Жена, худая, злая, с распущенными волосами, с прекрасными заплаканными глазами, испуганно повернулась:
- Из милиции?
- Крик тут был?
- Чего? Уж и кричать не можно? А чего можно? Пить нельзя, ебац-ц-ца нельзя, да?! А?! Пошел вон!!!
Заплакала девочка. Я её не заметил; она заплакала, и я её заметил. Она пряталась в углу, маленький, нечистый звереныш с такими же крупными и прекрасными глазами, как у матери.
Жорка прекратил храпеть, задвигался на тахте. Женщина зашипела:
- Не реви, дура, папочку нашего разбудиш-ш-шь...
У женщины были надломленные резкие движения, как у механической, неисправной куклы. Худые ноги были в синяках и пропитаны этиловым спиртом. Она закинула ногу на ногу и повторила:
- Из милиции?
- Из нее, из неё - отмахнулся и шагнул к девочке.
- Заберите его, - ткнула пальцем в сторону мужа, - все время оскорбляет мое достоинство, губит будущее моего ребенка! Я требую, как женщина, как мать!..
Она замолчала. Я оглянулся - оседая на стуле и низко опуская голову, она засыпала, отравленная; из её рта тянулась липкая, безвольная нитка слюны.
Я протиснулся к девочке, протянул руку, она в ужасе закрыла лицо пятилетними ладошками...
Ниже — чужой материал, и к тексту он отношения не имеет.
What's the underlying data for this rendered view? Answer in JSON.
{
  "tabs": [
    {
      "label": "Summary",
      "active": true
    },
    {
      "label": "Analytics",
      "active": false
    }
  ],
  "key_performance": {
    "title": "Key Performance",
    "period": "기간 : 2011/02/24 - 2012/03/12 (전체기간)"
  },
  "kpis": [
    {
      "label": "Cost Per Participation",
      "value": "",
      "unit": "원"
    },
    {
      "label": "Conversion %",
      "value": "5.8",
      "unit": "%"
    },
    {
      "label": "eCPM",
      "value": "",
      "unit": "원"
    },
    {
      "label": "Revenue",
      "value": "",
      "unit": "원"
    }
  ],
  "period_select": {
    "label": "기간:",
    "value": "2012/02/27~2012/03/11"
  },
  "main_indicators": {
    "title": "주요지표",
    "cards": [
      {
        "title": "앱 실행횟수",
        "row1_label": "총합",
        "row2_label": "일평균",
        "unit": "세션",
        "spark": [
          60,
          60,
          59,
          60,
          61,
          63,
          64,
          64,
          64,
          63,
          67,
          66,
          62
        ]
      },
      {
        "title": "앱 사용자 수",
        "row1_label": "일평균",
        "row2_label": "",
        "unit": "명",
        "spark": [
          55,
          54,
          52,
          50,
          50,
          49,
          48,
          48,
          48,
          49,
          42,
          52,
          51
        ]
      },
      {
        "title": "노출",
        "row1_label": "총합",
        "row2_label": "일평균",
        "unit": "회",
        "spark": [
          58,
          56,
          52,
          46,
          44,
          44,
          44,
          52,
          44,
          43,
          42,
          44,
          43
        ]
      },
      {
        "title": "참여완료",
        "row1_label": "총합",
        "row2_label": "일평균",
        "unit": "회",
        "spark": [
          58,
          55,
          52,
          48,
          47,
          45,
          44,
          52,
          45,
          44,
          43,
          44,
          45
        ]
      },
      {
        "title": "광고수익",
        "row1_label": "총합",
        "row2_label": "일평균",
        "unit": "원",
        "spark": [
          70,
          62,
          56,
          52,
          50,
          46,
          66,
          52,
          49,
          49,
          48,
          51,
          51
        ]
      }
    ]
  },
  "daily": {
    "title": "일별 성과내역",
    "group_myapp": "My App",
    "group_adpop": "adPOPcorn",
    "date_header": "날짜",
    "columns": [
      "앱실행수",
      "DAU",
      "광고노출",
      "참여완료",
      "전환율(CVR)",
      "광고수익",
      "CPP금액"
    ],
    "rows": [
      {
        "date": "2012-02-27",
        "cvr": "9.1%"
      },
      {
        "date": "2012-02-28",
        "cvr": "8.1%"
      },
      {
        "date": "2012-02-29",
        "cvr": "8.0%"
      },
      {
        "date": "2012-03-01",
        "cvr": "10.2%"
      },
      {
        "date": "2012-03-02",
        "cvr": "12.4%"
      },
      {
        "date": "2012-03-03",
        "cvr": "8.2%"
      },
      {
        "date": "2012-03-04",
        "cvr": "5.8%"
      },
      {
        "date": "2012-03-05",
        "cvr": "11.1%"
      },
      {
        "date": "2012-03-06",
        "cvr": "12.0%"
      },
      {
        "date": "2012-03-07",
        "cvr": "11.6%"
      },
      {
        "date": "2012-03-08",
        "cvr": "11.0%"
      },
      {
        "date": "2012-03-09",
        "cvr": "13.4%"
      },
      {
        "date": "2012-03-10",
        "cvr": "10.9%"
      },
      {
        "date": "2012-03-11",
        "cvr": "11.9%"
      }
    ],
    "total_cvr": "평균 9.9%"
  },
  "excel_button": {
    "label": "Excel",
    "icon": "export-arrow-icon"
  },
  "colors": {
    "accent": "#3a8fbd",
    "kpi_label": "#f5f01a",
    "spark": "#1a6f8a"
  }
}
Когда мы зачистили дом на Первомайской, как нас учили: "каждую квартиру проверить, в каждый закуток залезть. Боитесь - закати впереди себя гранату, только за угол надо спрятаться, да глядите, чтобы стенка не из фанеры была", я прошелся по квартирам - искал деревянный хлам для костерка. И в одной из квартир, в её развороченном, сочащемся кровью гнезде, увидел старика... то, что осталось от старика... Я увидел детей... то, что осталось от них... Детей было трое... или четверо... а, может быть, и больше... Трудно было сосчитать.
Вы интересуетесь, кто я такой? Не все ли равно. Лучше спросите, что я думаю.
Девочку женщина Маша умыла и принялась кормить. Девочка ела жадно и испуганно, она давилась кусками мяса и с ненавистью смотрела на неторопливые руки, её кормящие.
Потом сомлела от еды, уснула. Ее уложили на твердый диван. За окном занепогодилось - было сумрачно, грустно, тихо.
Отец меня провожал - жители дома отдыхали после обеда, как солдаты после боя.
- Я её люблю, - говорил отец. - Она прекрасная женщина. Чудная. Такие удивительно бескорыстны. Если бы ты знал...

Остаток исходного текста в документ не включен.